Mazda (and others) has been working on rotaries with very smart engineers for literally decades, and they still haven't fixed these problems. I don't think they ever will; these problems seem pretty fundamental to the layout of a rotary engine. They had some real promise and advantages, but like many technologies, the small details made it impossible to beat incumbent technologies. Piston engines were bad too, ages ago, before they figured out a lot of small details like how to seal them well, how to optimize intake and exhaust valve design and timing, how to best design combustion chambers to maximize compression ratio and eliminate hot spots causing detonation, etc. But some problems just can't be overcome.

The other challenge vs reciprocating engines is that a piston engine cylinder has two volumes; the area above the piston where combustion occurs, and the area below, where there isn't any combustion. So during the stroke, you can spray the cylinder walls with lubricant, the bottom of piston, etc. So the seals can run on a layer of lubricant, and the piston can be cooled by the lubricant. In a rotary, you don't have that. Both sides of each seal are filled with fuel-air mixture, so to lubricate, you have to spray oil into the mixture. It's the same issue as with two strokes. They have to burn oil, and that is really tough on emissions, and it's really difficult to get heat away from the seal (the only place it can go is to the rotor).
The sibling post to this covered much of it. As a previous RX-7 owner and racer, I can say the apex seals were prone to damage, especially if the engine was ever overheated. Much more so that overheating piston designs. The side seals didn't tend to cause as much problem.

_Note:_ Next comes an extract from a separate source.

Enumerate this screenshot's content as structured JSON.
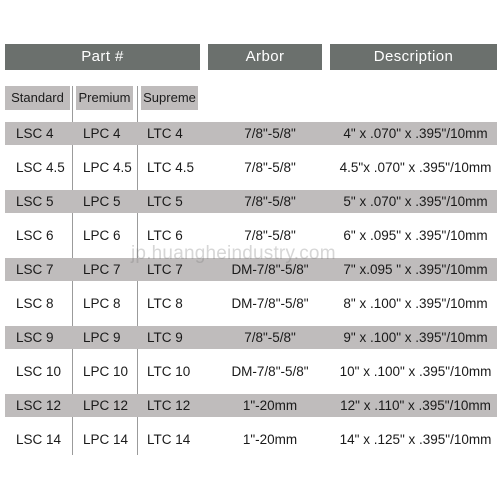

And of course, with the Wankel, if any single seal fails, the entire engine needs to be torn down. With a piston engine, you can often pull the head to perform a valve job or re-ring a cylinder, without pull the main engine block. Not such a big deal on newer vehicles, but as cars aged, it tended to limit their value in the used car market.

"Where the rotor holds the seals in a normal Wankel, the housing does that job in the X1 engine."

I'm not sure how that will affect durability though.

While that's certainly true, others have developed similar small Wankel derivatives and had little luck moving beyond a prototype phase.

LiquidPiston themselves have developed other engines with no market success that I've seen.

There may be a market for these in small UAVs, but I don't see anything here to indicate LiquidPiston is any more likely to "win" than anybody else.